O médico infecciologista não tem reservas quanto a voltar a “confinar pessoas onde for preciso”. Concorda que devem “ser impostas medidas mais restritivas em partes do País, sempre que necessário”, porque, explica, “já sabemos que uma parte da população não é sensível ao que se passa” e não cumpre as regras de proteção.
Já Ricardo Mexia, presidente da Associação Nacional dos Médicos de Saúde Pública, corrobora a opinião de Pedro Simas. “Julgo que não se pode falar de uma segunda onda, até porque no caso de Lisboa, numa fase inicial houve um período com um maior número de casos, mas genericamente houve uma certa estabilização”. Apesar de os números mostrarem “de facto um aumento” em Lisboa, a situação está “estabilizada”.
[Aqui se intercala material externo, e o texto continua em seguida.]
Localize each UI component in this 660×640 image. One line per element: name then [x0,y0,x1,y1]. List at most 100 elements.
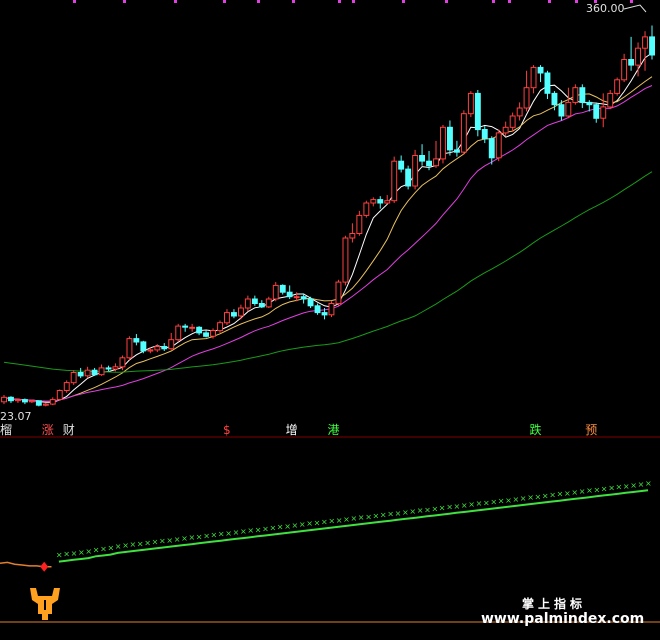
top-tick-mark [257,0,260,3]
candle [537,65,544,83]
candle-body [412,155,419,187]
candle-body [203,332,210,337]
candle [628,36,635,71]
candle-body [105,367,112,370]
candle [433,140,440,168]
candle [42,402,49,407]
candle [56,389,63,401]
indicator-cross-marker: × [314,518,321,527]
candle [412,149,419,190]
candle-body [607,92,614,108]
indicator-cross-marker: × [520,494,527,503]
top-tick-mark [174,0,177,3]
candle-body [488,138,495,159]
candle-body [279,284,286,293]
candle [502,121,509,137]
chart-canvas: 360.00 23.07 榴涨财 $ 增港跌预 × × × × × × × × × × × × × × × × × ×… [0,0,660,627]
indicator-cross-marker: × [71,549,78,558]
event-label: 增 [286,423,298,437]
indicator-cross-marker: × [93,545,100,554]
indicator-cross-marker: × [284,522,291,531]
indicator-cross-marker: × [498,497,505,506]
top-tick-mark [73,0,76,3]
indicator-cross-marker: × [152,538,159,547]
indicator-cross-marker: × [189,533,196,542]
candle-body [544,72,551,94]
indicator-cross-marker: × [247,526,254,535]
indicator-cross-marker: × [387,510,394,519]
indicator-cross-marker: × [527,493,534,502]
candle-body [335,281,342,305]
event-label: 跌 [530,422,542,437]
candle-body [147,349,154,352]
candle [231,309,237,319]
candle-body [419,155,426,162]
indicator-cross-marker: × [594,485,601,494]
candle [335,279,342,306]
candle [488,136,495,165]
candle-body [63,382,70,392]
candle [189,323,196,332]
candle [182,323,189,332]
indicator-cross-marker: × [579,487,586,496]
candle-body [481,129,488,139]
candle-body [182,325,189,328]
indicator-cross-marker: × [571,488,578,497]
candle [251,295,258,306]
candle-body [49,399,56,405]
candle-body [126,338,133,359]
top-tick-mark [123,0,126,3]
candle-body [579,87,586,103]
candle-body [154,346,161,351]
candle [22,398,28,405]
event-label: 预 [585,423,597,437]
candle-body [168,339,175,350]
indicator-cross-marker: × [196,532,203,541]
candle-body [286,291,293,298]
candle [509,112,516,132]
candle-body [77,372,84,377]
candle [161,343,168,351]
candle-body [91,369,98,376]
candle-body [244,298,251,309]
indicator-cross-marker: × [240,527,247,536]
candle [544,70,551,100]
candle [1,395,8,405]
price-low-label: 23.07 [0,410,32,423]
candle-body [537,66,544,74]
candle [105,365,112,372]
indicator-panel: × × × × × × × × × × × × × × × × × × × × × × × × × × × × × × × × × × × × × × × ×… [0,479,652,572]
indicator-cross-marker: × [144,538,151,547]
candle [98,364,105,376]
candle-body [112,366,119,370]
indicator-cross-marker: × [108,544,115,553]
indicator-cross-marker: × [461,501,468,510]
indicator-cross-marker: × [306,519,313,528]
indicator-cross-marker: × [446,503,453,512]
candle [196,326,203,336]
indicator-cross-marker: × [299,520,306,529]
indicator-cross-marker: × [166,536,173,545]
candle-body [98,367,105,376]
indicator-cross-marker: × [623,482,630,491]
indicator-cross-marker: × [409,507,416,516]
indicator-cross-marker: × [542,491,549,500]
candle [70,370,77,385]
top-tick-mark [575,0,578,3]
candle [495,129,502,162]
candle-body [649,36,655,56]
candle-body [272,284,279,300]
indicator-cross-marker: × [454,502,461,511]
indicator-cross-marker: × [535,492,542,501]
candle-body [356,214,363,234]
candle [217,320,224,333]
candle-body [426,160,433,167]
candle [63,380,70,393]
indicator-cross-marker: × [616,483,623,492]
candle-body [391,160,398,202]
candle [265,296,272,309]
event-label: 榴 [0,423,12,437]
candle-body [321,312,328,316]
indicator-cross-marker: × [181,534,188,543]
indicator-cross-marker: × [513,495,520,504]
Quanto ao nível Rt (número médio de casos secundários que resultam de um caso infetado) estar alto a nível nacional, o médico diz que isso acontece precisamente pelo aumento de casos em Lisboa e Vale do Tejo. “ O Rt tem a ver com o crescimento da doença, ou seja, nós podemos ter mil novos casos todos os dias, ao longo de três dias, que o Rt será 1. Enquanto que se tiver cinco casos num dia, dez no seguinte e vinte no terceiro, apesar dos números serem baixos, o R será de 2. Temos de analisar os vários indicadores. E em relação a esta matéria acho que é seguramente preocupante que tenhamos o número de casos a aumentar e que a região de Lisboa e Vale do Tejo seja aquela onde há uma maior incidência. Temos de intervir sobre essa situação, alocar recursos para controlar o problema.” Mexia defende que devem ser analisados outros fatores que influenciam a gravidade da situação, como o número de casos, a incidência, a dimensão das regiões onde se encontram, o tipo de casos, se dizem respeito à população mais ou menos idosa ou se estão relacionados com fatores de risco. E acrescenta que “estamos, agora, a tentar correr atrás do prejuízo”, já se sabia, diz, que, quando começasse o desconfinamento, “era plausível e provável que aumentasse a propagação da doença”. Tendo este conhecimento “devíamos ter já os recursos implementados”, mas só “agora é que andam a recrutar”.